Designed and manufactured at Armenia’s Defense Industry units, X-55 is an unmanned aircraft first presented to the public in 2015. The UAV is measured 3.8 meters in length and 50 kilograms in weight, while its maximum speed is 130 kilometers per hour. X-55 is used by the armed forces of Armenia along with three other domestically produced drones.
The two South Caucasus neighbor countries Armenia and Azerbaijan have been at odds since the late 1980s with the dramatic rise in anti-Azerbaijan sentiments in Armenia, at the center of which stood the illegal claims for Azerbaijan’s historic Nagorno-Karabakh region. Following the dissolution of the Soviet Union in 1991, of which both Armenia and Azerbaijan were part, the tensions boiled over into a full-scale war after Armenia launched military campaign against Azerbaijan.
The four-year war until a ceasefire in 1994 saw Armenia occupying 20 percent of Azerbaijan’s sovereign territory including the entire Nagorno-Karabakh region, where partial Armenian population was living side by side indigenous Azerbaijanis, plus seven surrounding districts. The bloody war claimed the lives of 30,000 ethnic Azerbaijanis, while one million were displaced forcibly from their homes amidst occupation and mass ethnic cleansing campaigns by Armenia’s forces.

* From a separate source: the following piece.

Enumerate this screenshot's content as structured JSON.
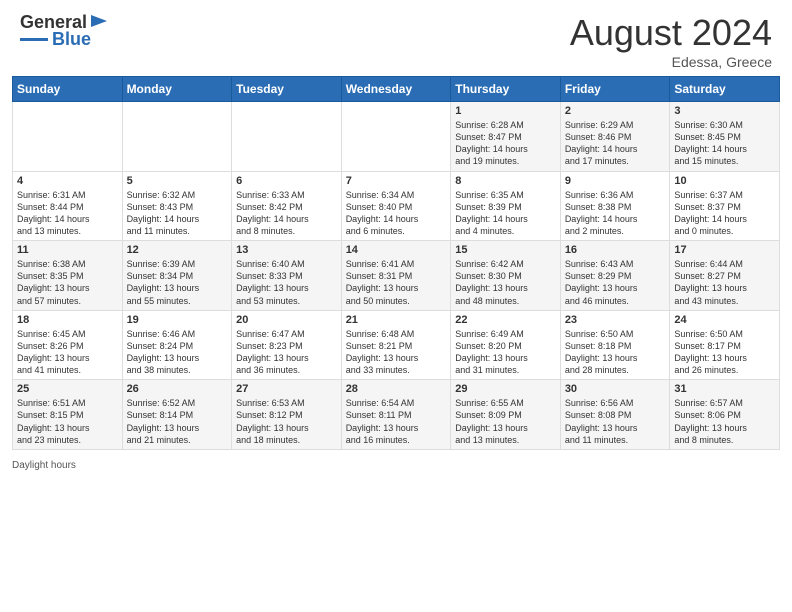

In 1993, the United Nations Security Council adopted four resolutions to demand immediate withdrawal of the occupying forces from Azerbaijani lands and return of internally displaced Azerbaijanis to their ancestral lands. All four legally binding documents go unfulfilled by Armenia to date.
In the early 1990s, the Organization for Security and Cooperation in Europe established the Minsk Group, a special mediation structure co-chaired by diplomats from Russia, the U.S., and France and tasked to help Armenia and Azerbaijan find a political end to the conflict. The Group’s activities failed to fetch an ultimate solution so far due to what authorities in Baku explain as the inaction of the co-chairs on Armenia’s illegal occupation of Azerbaijani lands.
Despite the ceasefire agreement, Armenian forces launch regular armed attacks on Azerbaijani positions, causing both civilian and servicemen deaths. According to data compiled by the Military Prosecutor’s Office, 856 Azerbaijani servicemen have been killed and injured over 26 years since the ceasefire came into force in 1994.